Ovrld on the Road: Indie Week Canada

by Nate Abernethy


We heard our buds Moonlight Social were embarking to the great white North for a Indie Week, and we tagged along to check out the local scene with them. Indie Week is a massive sprawling event across Toronto with bands from every corner of the globe trekking out for a celebration of indie, unknown and on the verge of breaking out musicians. Bands compete for the chance to headline on the other side of the pond at Indie Week Ireland in the spring. It’s a beautiful and brilliant coming together of bands that desire and deserve the exposure on a global level. It was a packed festival with standout acts at every corner as well as some bands who seemed perpetually stuck in a late ’90s post rock phase (seriously, can someone explain Toronto’s obsession with this?), but who was the best of the best that stole our hearts?

Indie Week Canada

Moonlight Social


How could we not include the Austin standouts? They repped ATX hard with performances alongside the festivals top billed acts and closed out Saturday night to the drunkest congregation of people I’ve ever seen squeezed into one bar. Luckily lead singer Jennica Scott posses a voice that can pierce even the thickest bar noise as the sea of drunks shouting over one another died down and attention turned to the stage. Even with the full band, Moonlight Social still remains a duo at its core with Scott and fellow singer Jeremy Burchard maintaining a sound that never drifts into the pop country that plagues the radio waves but feels classic, with an odd yodel thrown in for good measure. Moonlight Social is still at their best when they’re straddling the genre lines, releasing a more raucous romp stomp sound than the skin crawling podunk country detractors of the genre generally revile. The group has clearly honed their sound throughout their travels, although I couldn’t help but wonder what magic the addition of an organ could bring.

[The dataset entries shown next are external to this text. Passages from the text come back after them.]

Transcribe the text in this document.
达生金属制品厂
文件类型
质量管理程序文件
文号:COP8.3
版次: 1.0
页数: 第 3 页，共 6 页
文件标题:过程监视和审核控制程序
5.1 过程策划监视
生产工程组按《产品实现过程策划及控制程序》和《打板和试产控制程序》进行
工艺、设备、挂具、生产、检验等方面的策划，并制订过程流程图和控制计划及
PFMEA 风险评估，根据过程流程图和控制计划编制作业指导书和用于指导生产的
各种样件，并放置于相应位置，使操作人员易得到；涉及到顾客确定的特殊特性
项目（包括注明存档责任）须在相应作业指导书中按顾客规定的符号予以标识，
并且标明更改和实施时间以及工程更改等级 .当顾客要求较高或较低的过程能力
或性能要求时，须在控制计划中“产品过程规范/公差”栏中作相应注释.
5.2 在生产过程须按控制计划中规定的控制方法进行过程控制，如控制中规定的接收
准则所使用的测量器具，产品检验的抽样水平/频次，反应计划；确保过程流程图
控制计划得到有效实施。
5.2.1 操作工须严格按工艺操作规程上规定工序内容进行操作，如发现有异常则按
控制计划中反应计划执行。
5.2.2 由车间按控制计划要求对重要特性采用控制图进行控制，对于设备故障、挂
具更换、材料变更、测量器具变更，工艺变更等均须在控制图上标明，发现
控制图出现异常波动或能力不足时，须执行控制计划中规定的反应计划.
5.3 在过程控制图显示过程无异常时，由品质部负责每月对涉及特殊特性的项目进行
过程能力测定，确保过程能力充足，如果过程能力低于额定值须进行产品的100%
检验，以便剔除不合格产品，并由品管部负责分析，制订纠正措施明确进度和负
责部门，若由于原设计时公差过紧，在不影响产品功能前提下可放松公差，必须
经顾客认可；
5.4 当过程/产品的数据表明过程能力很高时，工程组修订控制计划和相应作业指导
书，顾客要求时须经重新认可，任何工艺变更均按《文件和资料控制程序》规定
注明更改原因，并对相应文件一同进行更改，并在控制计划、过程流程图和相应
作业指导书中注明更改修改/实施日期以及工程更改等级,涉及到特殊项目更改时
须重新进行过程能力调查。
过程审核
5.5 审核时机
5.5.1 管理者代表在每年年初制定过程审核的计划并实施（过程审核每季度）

Holy fucking shit. Just wow. I knew I was in for a treat just by the word of mouth The oOooh Baby Gimme Mores have generated within the last year as they busted out of the Toronto scene, but nothing could prepare for just how good they are. The first thought that immediately leapt to my mind was that if fellow AfroPunk favorite and Austin locals BLXPLTN never pair up on a bill with these dudes then all hope is lost. A dancepunk group with a super fuzzed out garage bass, jamming keys, a helluva frontman slanging his guitar left and right and an explosive human drumming machine holding it all down. The band not only embraces the surrounding chaos but seem to thrive on it. After a particularly rowdy moment amongst the moshing crowd, lead vocalist and guitar player Dez McFarlane called for giant group hug like a patient party maestro conducting a sea of exhilarated drunken followers… but only after an epic energy building countdown to the hug like a rock n roll NASA launch. The moment encapsulates everything The OBGMs are about: connection, love, maybe a bit of drunkenness and above all else a shitload of fun. There’s not a single weak point in the group, with shining minimalist intros that showcase the controlled power of original duo McFarlane and drummer Cola Humphrey. To theatrical complex compilations as keyboardist Jem Roberts displays flair and versatility while bassist Joe Brosnan furiously fingers his strings and dances around like a flamingo with his leg caught in a cable. I racked my brain for bands that reminded me of them before I gave up and accepted there is no one like The OBGMs.



I have a soft spot for the Dutch. I like your beer, I like your women and your chocolate ain’t too shabby either. That said, I headed into Brussels electro duo Soldout’s intimate show with little expectations other than they would likely be super friendly folks. I waltzed in right as they concluded their first song and a small but riveted dead silent crowd burst into applause. A steady and carefully constructed positively groovy duo that has the ability to alternate between an airy ballad superior to early Grimes’ days or disco dance club tracks that will have you bounding up and down as it endlessly builds and builds and builds. Soldout possesses a certain “ultra cool” quality with a slick neo-noir feel that would feel at home alongside a Johnny Jewel score. Coincidentally their Pet Shop Boys cover featured in the film Puppylove made me long for their involvement in any future drooling Tom Hardy scenes. With stateside shows this week at CMJ Music Marathon in NYC alongside our good friends East Cameron Folklore, this innovative pop duo shows no signs of slowing down.



Duos are all the rage, the scale of what you can do with just a guitar and drums or keys and vocals or two sticks and a synthesizer has radically changed, but it takes tremendous talent to truly stand on their own two legs so to speak. Halifax band Cousins has created a radical spectrum of jangle rock noise with touches of surf and psych that surpasses duos, trios and four pieces. With guitar warps that feel like you’re entering the Twilight Zone and a kung fu pedal board that slams the stage with a full bodied unpredictable sound, Cousins dares to deny your expectations. It’s hardly easy listening with a guitar tone that is out of control and out of this world, but bridled percussion that favors body swaying head boppers over onslaughts of head banging serves as a constant safety rope back to reality. Melodic and minimalist with an adept audio geek construction that transforms the duo into any form it wants, Cousins has raised the bar for duos and full bands alike.